In an essay entitled “The colorblind bard,” published in The New Criterion, Ms. Gold invoked Dr. Padilla, who is Black and a Dominican immigrant, as evidence that “Western Civilization does not belong to white men.” In a fierce public exchange of letters after that, he criticized her for using him as a “signifying monkey,” the way, he wrote, some people will claim a token Black friend. (Dr. Padilla did not return emails and calls for comment.)’

(…)

‘Dr. Katz previously had a cultural interest in religion, but her faith has rubbed off on him. “I don’t think he ever had taken seriously the idea of actually believing in anything until he started dating me,” she said. Both of them have published in First Things, a conservative religious journal founded by her godfather, Richard Neuhaus.’

(…)

‘Ms. Gold said she once aspired to be a cross between Professor George and Mary Beard, the iconoclastic Cambridge University popularizer of classics.
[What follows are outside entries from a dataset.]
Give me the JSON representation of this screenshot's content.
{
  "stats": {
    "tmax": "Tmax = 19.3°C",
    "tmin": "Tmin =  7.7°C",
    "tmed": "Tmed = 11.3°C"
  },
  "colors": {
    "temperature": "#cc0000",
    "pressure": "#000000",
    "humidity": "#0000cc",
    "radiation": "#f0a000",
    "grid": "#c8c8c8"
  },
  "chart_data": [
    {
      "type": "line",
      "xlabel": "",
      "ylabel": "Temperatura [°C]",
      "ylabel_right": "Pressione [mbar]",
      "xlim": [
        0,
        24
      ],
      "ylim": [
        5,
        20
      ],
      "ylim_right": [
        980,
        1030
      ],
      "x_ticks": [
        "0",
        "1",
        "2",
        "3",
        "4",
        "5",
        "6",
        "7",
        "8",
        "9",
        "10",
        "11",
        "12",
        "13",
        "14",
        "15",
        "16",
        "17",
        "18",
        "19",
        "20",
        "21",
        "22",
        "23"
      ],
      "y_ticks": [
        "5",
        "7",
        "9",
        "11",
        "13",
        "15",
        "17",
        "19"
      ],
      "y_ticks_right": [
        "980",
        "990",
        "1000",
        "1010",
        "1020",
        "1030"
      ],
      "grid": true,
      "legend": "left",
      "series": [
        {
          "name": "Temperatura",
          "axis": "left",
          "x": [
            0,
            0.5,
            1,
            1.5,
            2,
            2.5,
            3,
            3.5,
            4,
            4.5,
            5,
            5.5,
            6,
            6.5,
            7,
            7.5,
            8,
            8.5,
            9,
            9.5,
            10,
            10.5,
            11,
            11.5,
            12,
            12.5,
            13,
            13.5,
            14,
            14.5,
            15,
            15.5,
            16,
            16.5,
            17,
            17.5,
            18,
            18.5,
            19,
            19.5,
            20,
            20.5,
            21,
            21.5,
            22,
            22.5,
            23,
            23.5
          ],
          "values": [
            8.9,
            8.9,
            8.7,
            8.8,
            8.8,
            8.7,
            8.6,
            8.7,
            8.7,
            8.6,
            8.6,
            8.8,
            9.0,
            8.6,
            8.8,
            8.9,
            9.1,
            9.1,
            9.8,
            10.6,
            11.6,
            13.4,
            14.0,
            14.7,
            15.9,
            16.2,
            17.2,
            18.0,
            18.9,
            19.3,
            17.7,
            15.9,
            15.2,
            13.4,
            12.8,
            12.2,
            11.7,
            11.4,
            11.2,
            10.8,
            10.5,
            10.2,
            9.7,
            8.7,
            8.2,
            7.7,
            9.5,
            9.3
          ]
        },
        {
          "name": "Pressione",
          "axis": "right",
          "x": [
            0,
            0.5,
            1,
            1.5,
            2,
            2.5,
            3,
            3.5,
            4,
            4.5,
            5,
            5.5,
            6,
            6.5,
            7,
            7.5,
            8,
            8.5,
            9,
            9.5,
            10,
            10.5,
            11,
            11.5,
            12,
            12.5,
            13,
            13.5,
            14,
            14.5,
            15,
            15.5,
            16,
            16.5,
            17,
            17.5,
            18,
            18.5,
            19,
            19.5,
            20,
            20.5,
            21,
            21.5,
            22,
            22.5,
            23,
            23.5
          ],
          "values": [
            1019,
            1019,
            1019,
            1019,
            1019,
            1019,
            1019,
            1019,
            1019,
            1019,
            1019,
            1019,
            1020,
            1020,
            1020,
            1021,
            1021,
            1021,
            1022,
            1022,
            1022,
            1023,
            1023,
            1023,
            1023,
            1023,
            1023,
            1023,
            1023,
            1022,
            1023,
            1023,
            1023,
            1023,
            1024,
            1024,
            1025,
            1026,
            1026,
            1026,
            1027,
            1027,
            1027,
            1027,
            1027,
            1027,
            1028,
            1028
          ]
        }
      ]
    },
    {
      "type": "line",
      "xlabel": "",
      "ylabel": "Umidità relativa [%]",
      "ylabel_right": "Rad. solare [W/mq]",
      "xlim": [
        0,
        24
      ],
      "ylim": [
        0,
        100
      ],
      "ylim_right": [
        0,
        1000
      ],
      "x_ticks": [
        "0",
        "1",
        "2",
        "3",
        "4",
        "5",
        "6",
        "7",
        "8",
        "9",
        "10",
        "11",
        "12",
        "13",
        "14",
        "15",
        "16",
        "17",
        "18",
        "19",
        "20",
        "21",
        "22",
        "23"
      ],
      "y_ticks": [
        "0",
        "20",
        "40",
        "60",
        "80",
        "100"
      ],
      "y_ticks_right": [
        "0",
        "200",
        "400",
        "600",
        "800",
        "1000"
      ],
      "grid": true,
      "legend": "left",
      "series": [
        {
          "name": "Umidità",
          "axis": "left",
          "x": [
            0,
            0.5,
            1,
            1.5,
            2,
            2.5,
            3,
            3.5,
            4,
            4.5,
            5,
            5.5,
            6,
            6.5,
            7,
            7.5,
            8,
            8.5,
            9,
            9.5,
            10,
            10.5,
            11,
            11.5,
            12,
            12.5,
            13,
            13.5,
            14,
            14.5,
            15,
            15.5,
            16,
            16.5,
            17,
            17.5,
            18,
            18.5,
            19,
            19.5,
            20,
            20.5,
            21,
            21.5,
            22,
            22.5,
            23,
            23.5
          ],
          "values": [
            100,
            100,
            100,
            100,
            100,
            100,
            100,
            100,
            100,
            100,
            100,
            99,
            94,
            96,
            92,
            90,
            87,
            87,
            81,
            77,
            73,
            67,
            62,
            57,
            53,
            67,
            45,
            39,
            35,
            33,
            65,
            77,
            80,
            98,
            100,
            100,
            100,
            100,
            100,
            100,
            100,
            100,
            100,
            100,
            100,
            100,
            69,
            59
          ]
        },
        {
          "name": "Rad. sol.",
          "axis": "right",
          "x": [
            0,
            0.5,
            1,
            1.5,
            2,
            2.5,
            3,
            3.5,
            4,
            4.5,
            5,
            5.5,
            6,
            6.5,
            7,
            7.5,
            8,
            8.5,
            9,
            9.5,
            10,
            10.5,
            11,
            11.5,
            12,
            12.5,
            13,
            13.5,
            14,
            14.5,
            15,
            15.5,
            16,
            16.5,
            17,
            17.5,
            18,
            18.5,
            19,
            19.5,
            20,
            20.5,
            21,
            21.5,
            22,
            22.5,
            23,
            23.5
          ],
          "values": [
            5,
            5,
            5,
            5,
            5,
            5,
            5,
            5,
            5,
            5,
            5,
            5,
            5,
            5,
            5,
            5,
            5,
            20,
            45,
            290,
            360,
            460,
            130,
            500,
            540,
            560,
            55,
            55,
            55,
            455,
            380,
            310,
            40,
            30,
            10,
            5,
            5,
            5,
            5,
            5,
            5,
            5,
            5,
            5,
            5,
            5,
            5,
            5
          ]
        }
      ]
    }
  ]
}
Now she is less certain that she has a future in the academy, but would like to write about public issues.
They are going to start house-hunting in Washington, D.C., where Dr. Katz is a fellow at the American Enterprise Institute. “Somehow one thing led to another and he ended up in the position that I had imagined for myself,” his wife said.’

Read the article here.

Anton Chekhov? Flaubert? Balzac? No Balzac. Kingsley Amis. Everything is here.
The prudery, the provocation, the academic setting, the secret and not so secret lust, the ambition.

Houellebecq, but it’s too American for Houellebcq.

How does the tale end? I hope with lots of decadence.

But the American Enterprise Institute sounds already boring.